I want to bookmark this review of Daniel Kahneman's book Thinking, Fast and Slow.

http://www.nybooks.com/articles/2011/12/22/how-dispel-your-illusions/

this comes form reading Michael Lewis' book The Undoing Project and then looking online for reviews.


It is understandable that Kahneman has no use for Freud, but it is still regrettable. The insights of Kahneman and Freud are complementary rather than contradictory. Anyone who strives for a complete understanding of human nature has much to learn from both of them. The scope of Kahneman’s psychology is necessarily limited by his method. His method is to study mental processes that can be observed and measured under rigorously controlled experimental conditions. Following this method, he revolutionized psychology. He discovered mental processes that can be described precisely and demonstrated reliably. He discarded the poetic fantasies of Freud.

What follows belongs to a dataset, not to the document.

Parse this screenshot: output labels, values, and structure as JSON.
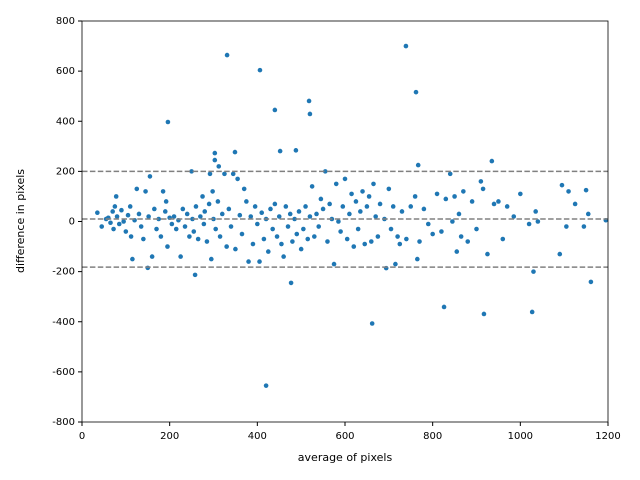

But together with the poetic fantasies, he discarded much else that was valuable. Since strong emotions and obsessions cannot be experimentally controlled, Kahneman’s method did not allow him to study them. The part of the human personality that Kahneman’s method can handle is the nonviolent part, concerned with everyday decisions, artificial parlor games, and gambling for small stakes. The violent and passionate manifestations of human nature, concerned with matters of life and death and love and hate and pain and sex, cannot be experimentally controlled and are beyond Kahneman’s reach. Violence and passion are the territory of Freud. Freud can penetrate deeper than Kahneman because literature digs deeper than science into human nature and human destiny.